In this preprint, our team introduces the LongHealth benchmark, a novel dataset designed to assess the performance of large language models (LLMs) in extracting information from lengthy, real-world clinical documents. The benchmark consists of 20 fictional patient cases, each containing 5,090 to 6,754 words, covering a wide range of diseases. We challenge LLMs with 400 multiple-choice questions that test their ability to extract information, handle negation, and sort events in the correct order.

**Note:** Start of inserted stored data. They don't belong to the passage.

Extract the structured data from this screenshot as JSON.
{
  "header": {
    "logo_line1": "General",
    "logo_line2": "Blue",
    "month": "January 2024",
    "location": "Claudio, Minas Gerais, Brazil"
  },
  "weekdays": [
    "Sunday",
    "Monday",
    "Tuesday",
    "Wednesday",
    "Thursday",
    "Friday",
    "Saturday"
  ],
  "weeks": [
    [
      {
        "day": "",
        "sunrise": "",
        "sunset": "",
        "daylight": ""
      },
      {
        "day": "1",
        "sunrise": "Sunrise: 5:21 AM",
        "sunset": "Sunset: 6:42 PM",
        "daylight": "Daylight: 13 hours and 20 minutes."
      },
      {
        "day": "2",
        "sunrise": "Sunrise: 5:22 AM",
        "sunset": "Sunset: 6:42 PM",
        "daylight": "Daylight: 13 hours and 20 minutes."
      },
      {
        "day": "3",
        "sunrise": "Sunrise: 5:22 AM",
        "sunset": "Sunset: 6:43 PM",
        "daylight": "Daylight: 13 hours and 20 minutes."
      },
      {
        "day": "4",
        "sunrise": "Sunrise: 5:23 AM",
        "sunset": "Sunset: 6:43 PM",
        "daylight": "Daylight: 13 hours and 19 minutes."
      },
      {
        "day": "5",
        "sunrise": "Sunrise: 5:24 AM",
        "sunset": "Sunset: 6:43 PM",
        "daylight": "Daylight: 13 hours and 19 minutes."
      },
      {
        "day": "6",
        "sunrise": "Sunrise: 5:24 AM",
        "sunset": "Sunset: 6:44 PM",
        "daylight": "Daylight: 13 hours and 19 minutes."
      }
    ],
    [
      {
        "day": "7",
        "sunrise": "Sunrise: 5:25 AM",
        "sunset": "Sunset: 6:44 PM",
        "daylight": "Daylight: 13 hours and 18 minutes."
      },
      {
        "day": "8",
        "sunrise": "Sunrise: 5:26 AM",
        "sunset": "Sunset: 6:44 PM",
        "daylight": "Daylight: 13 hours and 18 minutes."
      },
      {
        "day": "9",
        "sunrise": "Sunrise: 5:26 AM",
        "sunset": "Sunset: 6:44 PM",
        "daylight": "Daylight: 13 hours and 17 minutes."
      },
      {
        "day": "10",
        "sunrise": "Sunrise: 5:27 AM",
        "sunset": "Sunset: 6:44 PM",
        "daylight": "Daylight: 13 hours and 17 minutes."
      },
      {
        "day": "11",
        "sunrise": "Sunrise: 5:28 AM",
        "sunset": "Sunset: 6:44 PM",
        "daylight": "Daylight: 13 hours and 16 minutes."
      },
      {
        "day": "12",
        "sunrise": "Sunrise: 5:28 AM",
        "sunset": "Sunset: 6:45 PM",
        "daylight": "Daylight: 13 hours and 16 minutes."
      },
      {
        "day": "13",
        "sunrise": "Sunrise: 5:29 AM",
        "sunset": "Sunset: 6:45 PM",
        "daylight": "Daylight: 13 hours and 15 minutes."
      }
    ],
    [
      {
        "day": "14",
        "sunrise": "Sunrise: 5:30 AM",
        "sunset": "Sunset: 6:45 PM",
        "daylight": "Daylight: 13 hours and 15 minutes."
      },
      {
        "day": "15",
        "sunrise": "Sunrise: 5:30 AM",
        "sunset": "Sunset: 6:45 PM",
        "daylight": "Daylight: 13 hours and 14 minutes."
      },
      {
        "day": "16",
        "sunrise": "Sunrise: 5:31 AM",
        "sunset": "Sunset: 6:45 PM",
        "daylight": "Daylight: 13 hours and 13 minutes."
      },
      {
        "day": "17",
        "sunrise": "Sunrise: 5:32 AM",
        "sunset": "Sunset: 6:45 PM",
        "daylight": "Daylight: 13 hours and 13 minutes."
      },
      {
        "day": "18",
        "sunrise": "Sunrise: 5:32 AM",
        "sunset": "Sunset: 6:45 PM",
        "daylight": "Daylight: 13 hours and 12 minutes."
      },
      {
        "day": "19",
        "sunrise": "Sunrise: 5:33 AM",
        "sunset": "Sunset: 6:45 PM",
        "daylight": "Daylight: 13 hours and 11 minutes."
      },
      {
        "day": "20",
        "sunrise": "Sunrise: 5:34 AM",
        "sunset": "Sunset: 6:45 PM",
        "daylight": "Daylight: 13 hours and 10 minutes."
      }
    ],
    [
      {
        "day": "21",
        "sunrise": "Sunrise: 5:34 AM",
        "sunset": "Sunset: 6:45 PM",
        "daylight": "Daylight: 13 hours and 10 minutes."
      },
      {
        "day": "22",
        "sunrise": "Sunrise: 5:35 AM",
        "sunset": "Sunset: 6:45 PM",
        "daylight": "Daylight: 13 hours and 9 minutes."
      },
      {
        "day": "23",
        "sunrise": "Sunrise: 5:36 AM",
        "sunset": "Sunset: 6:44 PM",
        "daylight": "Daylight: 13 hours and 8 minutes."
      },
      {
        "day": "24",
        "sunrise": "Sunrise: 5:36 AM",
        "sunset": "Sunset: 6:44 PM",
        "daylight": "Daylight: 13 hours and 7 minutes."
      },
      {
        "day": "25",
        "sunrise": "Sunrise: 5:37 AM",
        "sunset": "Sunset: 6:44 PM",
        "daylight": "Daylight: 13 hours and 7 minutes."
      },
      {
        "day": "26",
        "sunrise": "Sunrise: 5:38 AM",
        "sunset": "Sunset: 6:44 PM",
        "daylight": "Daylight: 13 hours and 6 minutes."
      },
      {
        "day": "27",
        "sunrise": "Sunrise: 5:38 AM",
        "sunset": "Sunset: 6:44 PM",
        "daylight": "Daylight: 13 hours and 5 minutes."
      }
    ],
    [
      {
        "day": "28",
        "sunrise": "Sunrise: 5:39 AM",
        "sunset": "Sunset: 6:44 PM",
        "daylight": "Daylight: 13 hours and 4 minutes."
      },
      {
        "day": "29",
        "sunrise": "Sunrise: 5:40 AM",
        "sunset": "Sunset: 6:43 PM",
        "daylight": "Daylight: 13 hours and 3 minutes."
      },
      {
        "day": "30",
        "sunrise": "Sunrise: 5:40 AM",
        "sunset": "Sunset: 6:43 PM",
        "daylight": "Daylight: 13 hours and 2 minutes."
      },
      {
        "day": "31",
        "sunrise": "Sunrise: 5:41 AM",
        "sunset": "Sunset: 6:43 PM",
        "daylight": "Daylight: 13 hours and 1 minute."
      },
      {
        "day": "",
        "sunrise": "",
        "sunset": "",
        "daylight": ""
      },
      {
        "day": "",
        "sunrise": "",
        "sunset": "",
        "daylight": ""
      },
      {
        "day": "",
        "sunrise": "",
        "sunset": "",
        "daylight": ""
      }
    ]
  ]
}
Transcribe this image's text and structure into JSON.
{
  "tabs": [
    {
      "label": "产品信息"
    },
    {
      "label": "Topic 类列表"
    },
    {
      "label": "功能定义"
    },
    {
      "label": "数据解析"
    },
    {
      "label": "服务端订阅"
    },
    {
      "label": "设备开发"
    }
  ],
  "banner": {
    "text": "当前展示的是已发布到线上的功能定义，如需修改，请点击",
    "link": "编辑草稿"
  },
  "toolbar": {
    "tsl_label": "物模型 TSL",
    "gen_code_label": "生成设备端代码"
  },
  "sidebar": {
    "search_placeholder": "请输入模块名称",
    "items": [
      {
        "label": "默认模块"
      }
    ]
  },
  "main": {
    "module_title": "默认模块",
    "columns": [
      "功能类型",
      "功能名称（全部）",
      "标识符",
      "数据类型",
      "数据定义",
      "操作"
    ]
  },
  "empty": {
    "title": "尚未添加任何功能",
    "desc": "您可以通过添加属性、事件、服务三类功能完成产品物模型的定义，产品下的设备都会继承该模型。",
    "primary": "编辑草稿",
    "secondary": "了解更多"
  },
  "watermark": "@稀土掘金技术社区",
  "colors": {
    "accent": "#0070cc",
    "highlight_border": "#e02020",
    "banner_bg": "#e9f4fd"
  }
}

We evaluated nine open-source LLMs and the proprietary GPT-3.5 Turbo on the LongHealth benchmark. Our findings, available on arXiv (https://arxiv.org/abs/2401.14490) and GitHub (https://github.com/kbressem/LongHealth), reveal that while some models, such as Mixtral-8x7B-Instruct-v0.1, perform well in extracting information from single and multiple patient documents, all models struggle significantly when asked to identify missing information.

Our work highlights the potential of LLMs in processing lengthy clinical documents, but also underscores the need for further refinement before they can be reliably used in clinical settings. The LongHealth benchmark provides a more realistic assessment of LLMs‘ capabilities in healthcare, paving the way for the development of more robust models that can safely and effectively handle the complexities of real-world clinical data.